Soma’da resmi rakamlara göre 301 maden emekçisinin hayatını kaybettiği büyük işçi kıyımının üzerinden bir ay geçti. Bir kez daha gördük, sermayenin sınırsız kar hırsı işçilerin kanıyla, canıyla palazlanıyor. Bir kez daha gördük, sınırsız kar hırsı taşeron düzeniyle katmerleniyor. 

Yıllar önce Sağlık Bakanlığı bir taşeron bakanlığına çevrilirken bizler bu kuralsız, güvencesiz çalıştırma biçimine itiraz etmiştik. Hükümetin Sağlıkta Dönüşüm programına karşı verdiğimiz uzun ve meşakkatli mücadelenin sloganlarından birisi de “Sağlıkta taşeron ölüm demektir” idi. Gelinen noktada taşeron çalışma Türkiye’de çalışma hayatının kanayan bir yarasına dönüştü. Yıllardır inşaatlarda, tersanelerde gün be gün gelen iş kazaları haberleri ve son olarak Soma’da her birimizi yasa boğan 301 insanımızın hayatına mal olan katliam itirazımızın ve tespitimizin haklılığını bizlere gösterdi.
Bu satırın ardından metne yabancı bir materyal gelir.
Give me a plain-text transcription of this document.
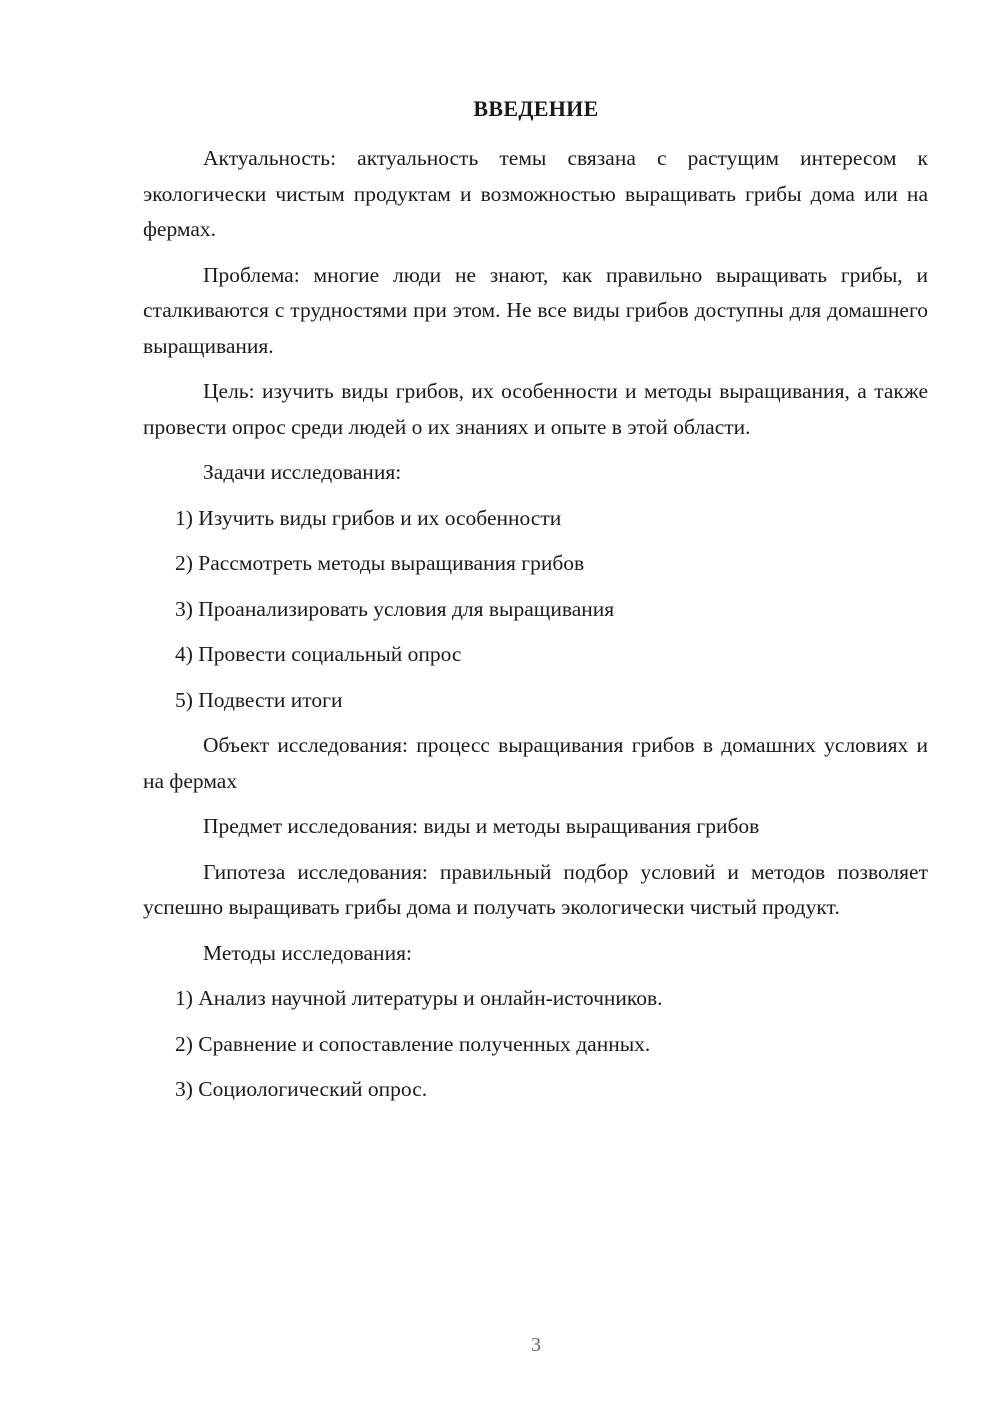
ВВЕДЕНИЕ

Актуальность: актуальность темы связана с растущим интересом к экологически чистым продуктам и возможностью выращивать грибы дома или на фермах.

Проблема: многие люди не знают, как правильно выращивать грибы, и сталкиваются с трудностями при этом. Не все виды грибов доступны для домашнего выращивания.

Цель: изучить виды грибов, их особенности и методы выращивания, а также провести опрос среди людей о их знаниях и опыте в этой области.

Задачи исследования:

1) Изучить виды грибов и их особенности

2) Рассмотреть методы выращивания грибов

3) Проанализировать условия для выращивания

4) Провести социальный опрос

5) Подвести итоги

Объект исследования: процесс выращивания грибов в домашних условиях и на фермах

Предмет исследования: виды и методы выращивания грибов

Гипотеза исследования: правильный подбор условий и методов позволяет успешно выращивать грибы дома и получать экологически чистый продукт.

Методы исследования:

1) Анализ научной литературы и онлайн-источников.

2) Сравнение и сопоставление полученных данных.

3) Социологический опрос.

3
Biz sağlık örgütleri yaşanılan tüm facialardan sonra bu vahşi ve kuralsız çalışma düzeninin ortadan kaldırılması, taşeron çalışmanın yasaklanması sonucunu çıkarttık. Fakat hükümet bu manzaradan aksi bir sonuç çıkararak taşeronu kaldırmak yerine başta kamu hizmetleri olmak üzere yaşamın her alanında yaygınlaştıracak bir yasayı gündeme getirdi. Bakanlar Kurulu tarafından 30 Mayıs’ta içinde maden işçilerinin çalışma koşulları ve “alt işveren” uygulamasına dair düzenlemelerin yer aldığı “İş Kanunu ile Bazı Kanun ve Kanun Hükmünde Kararnamelerde Değişiklik Yapılmasına Dair Kanun Tasarısı” olarak geçen bir “torba yasa” TBMM Plan ve Bütçe Komisyonu’na gönderildi.  
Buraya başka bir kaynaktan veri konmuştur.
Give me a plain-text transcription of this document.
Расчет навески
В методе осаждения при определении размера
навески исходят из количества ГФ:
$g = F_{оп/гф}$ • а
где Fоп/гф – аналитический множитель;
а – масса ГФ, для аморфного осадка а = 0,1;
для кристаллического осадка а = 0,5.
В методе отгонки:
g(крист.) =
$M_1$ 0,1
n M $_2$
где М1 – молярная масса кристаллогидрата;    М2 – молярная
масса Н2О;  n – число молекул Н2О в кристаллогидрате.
Söz konusu yasa taslağında maden işçilerinin çalışma koşullarına dair kısmi iyileştirmeler bulunmakla beraber 650 bini kamuda çalışan 1 milyon yüz bin taşeron işçiyi ilgilendiren çalışma yaşamına dair düzenlemeler de bulunuyor. Tasarı taşeron işçilerin iş güvencesi, işçi sağlığı güvenliği sorunları ile sendika ve toplu sözleşme hakkına dair yaşadığı sıkıntıları çözmek yerine kamu kurumları başta olmak üzere her alanda taşeronun önünü açacak nitelikte düzenlemelere sahip. Yasaya dair temel itiraz noktaları üç işçi konfederasyonu tarafından hükümete iletilerek bu konuda kısmi geri adım attırılması sağlandı. Fakat yasanın ruhunu oluşturan taşeron çalışmayı kamuda başat çalışma biçimi haline getiren düzenlemelerde bir değişiklik yok. 
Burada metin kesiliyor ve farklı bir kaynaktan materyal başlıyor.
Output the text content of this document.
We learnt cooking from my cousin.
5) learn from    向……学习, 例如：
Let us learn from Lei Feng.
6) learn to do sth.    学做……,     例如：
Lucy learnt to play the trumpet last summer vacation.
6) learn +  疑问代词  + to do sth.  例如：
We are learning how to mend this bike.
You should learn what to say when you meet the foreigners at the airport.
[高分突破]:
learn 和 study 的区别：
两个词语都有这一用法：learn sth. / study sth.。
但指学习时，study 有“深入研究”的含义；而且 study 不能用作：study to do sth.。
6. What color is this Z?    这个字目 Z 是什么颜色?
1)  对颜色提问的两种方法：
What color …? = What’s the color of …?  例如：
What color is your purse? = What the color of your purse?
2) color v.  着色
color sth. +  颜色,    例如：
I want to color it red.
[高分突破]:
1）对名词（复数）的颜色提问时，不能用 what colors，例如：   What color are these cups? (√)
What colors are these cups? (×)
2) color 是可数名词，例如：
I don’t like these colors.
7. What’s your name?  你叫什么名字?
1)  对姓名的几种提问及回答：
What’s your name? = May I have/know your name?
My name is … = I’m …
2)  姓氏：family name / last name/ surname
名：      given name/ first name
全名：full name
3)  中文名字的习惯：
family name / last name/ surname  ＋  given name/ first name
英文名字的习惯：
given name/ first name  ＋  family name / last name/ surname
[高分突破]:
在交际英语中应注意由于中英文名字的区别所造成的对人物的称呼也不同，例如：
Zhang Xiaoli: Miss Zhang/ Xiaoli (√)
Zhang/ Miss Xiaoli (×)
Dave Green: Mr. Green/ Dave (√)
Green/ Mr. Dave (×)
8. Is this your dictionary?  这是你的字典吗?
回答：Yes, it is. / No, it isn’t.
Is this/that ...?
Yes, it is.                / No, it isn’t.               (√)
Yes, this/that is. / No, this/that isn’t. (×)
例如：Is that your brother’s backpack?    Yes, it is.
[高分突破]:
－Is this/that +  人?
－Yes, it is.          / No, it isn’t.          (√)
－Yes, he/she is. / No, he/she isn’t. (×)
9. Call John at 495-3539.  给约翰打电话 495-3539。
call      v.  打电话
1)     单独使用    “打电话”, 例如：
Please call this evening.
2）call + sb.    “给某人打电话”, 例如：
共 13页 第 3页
Bu düzenlemeden en çok da 150 binden fazla taşeron işçi ile sağlık ve sosyal hizmetler alanı etkilenecek. Sağlıkta dönüşüm programı ile sağlık hizmeti paralı hale getirilip, özelleştirilmişti. Bu piyasalaştırma dalgası sağlık emekçilerinin güvencesizleştirilmesiyle kol kola yürümüştü. Şimdi çıkarılmak istenen yasa ile sağlık emekçilerinin geleceği ve halkın sağlığı taşeron şirketlerin insafına terk ediliyor. 

Yeni yasayla iktidar taşeron çalışmayı yerleşik hale getiriyor, yıllardır sağlık alanında tümüyle yasadışı biçimde yaygınlaştırılan taşeronlaştırmaya yasal kılıf hazırlanıyor. Bu Yasa tasarısı ne anlama geliyor? 

Yıllardır taşeron işçiye müjde, kadro haberleri ile gündeme gelen yasada taşeron işçilerin iş güvencesine dair hiçbir düzenleme yok. Kamuda çalışan işçilere kadro söylentileri ile pazarlanan yasada buna dair hiçbir ifade yer almamaktadır.  

Yasa, taşeron işçilerin her işçinin iş kanunundan doğan mevcut haklarını bir yenilikmiş gibi sunarken, başta sendika ve toplu sözleşme hakkı olmak üzere taşerona karşı temel savunma araçlarını da ellerinden alınıyor almaktadır. 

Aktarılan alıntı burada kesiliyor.